RP: That is clearly a huge amount.. And remember, that’s just one index, the S&P 500.


The second positive consequence of the growth of indexing, Dr Edwards says, is that it has made markets more efficient — in other words, the very opposite of what many commentators have suggested. 


Here’s his explanation.


TE: Who are these people who are buying index funds? In some cases, they will be people who have been disappointed by their own performance, trying to beat the market or the appointments of the agents or managers that they have that they appointed. 


And if you do believe or if you do you think there is some aspect of skill involved, then what that means is those who were underperforming, those who were unskilled are no longer providing the market with the opportunity to exploit them, because they are just now following the market average.


They're getting the average. They are no longer below average. A consequence of that means it is harder for the remaining active managers to outperform. The average intelligence just went up. 


The average skill went up, the average performance went up. So being above average just got harder. 


RP: So, the indexing revolution has saved investors a fortune in fees.


It has also made markets more efficient.


But, says Dr Edwards, there’s a third major benefit too, namely a wider range of investment options for indexers.

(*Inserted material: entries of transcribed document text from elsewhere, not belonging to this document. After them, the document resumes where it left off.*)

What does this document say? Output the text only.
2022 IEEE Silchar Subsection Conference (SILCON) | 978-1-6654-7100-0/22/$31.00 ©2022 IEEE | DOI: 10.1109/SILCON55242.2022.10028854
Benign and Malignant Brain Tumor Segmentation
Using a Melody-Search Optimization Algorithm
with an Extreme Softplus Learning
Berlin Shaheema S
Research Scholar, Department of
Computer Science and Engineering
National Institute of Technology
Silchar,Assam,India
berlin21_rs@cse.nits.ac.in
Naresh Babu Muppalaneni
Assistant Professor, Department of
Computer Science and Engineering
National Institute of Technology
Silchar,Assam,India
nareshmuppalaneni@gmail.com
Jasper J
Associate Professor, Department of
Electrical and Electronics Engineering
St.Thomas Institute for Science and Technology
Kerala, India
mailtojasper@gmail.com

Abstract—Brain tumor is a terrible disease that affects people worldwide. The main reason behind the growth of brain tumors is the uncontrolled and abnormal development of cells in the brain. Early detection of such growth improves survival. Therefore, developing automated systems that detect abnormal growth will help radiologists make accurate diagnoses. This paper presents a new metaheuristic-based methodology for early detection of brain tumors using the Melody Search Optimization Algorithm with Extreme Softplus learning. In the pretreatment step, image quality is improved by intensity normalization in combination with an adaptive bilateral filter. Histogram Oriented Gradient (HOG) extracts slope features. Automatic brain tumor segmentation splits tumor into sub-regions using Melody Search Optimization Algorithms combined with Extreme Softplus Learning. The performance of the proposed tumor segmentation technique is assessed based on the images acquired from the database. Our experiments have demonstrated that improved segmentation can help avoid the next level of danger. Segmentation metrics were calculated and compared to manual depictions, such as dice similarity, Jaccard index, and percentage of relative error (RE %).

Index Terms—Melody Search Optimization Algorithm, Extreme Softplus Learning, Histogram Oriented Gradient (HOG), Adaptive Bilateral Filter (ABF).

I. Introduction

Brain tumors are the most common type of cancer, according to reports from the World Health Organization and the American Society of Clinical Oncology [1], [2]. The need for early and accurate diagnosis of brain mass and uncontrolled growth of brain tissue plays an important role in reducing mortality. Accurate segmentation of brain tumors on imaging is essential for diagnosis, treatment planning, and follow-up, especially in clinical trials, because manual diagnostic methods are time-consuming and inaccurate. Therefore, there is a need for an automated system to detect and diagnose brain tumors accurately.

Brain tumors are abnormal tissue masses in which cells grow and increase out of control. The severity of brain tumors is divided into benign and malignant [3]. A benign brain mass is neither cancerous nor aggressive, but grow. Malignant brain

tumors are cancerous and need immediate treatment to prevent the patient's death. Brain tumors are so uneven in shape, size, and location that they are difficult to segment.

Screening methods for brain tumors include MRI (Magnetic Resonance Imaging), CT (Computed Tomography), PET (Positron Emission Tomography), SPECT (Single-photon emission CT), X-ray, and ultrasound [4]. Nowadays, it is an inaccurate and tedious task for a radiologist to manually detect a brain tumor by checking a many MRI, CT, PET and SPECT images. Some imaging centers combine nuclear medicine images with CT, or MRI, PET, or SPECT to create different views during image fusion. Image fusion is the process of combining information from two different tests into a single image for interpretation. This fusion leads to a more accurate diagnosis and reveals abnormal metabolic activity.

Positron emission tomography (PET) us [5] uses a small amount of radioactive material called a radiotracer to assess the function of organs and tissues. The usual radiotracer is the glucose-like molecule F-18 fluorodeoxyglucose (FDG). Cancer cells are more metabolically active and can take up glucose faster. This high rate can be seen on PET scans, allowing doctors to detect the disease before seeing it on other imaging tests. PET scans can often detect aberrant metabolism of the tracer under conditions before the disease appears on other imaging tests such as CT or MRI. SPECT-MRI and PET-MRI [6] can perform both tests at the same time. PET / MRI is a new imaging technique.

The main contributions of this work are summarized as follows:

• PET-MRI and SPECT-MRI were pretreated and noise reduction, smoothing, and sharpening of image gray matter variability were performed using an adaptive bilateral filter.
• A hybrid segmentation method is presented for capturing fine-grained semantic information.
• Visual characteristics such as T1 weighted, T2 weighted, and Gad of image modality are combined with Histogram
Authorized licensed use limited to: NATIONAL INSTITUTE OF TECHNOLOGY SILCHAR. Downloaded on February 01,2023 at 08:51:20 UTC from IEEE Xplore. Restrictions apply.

TE: The choice of indices and markets, which are available in terms of an index option or an index function, has broadened tremendously. So nowadays there is a very broad menu of different asset classes, different segments of the markets for which there is a low cost index fund alternative.


RP: Of course, the rising popularity of index funds has been bad news for active fund managers.


But it’s hard to argue that, generally speaking, it hasn’t been good news for investors.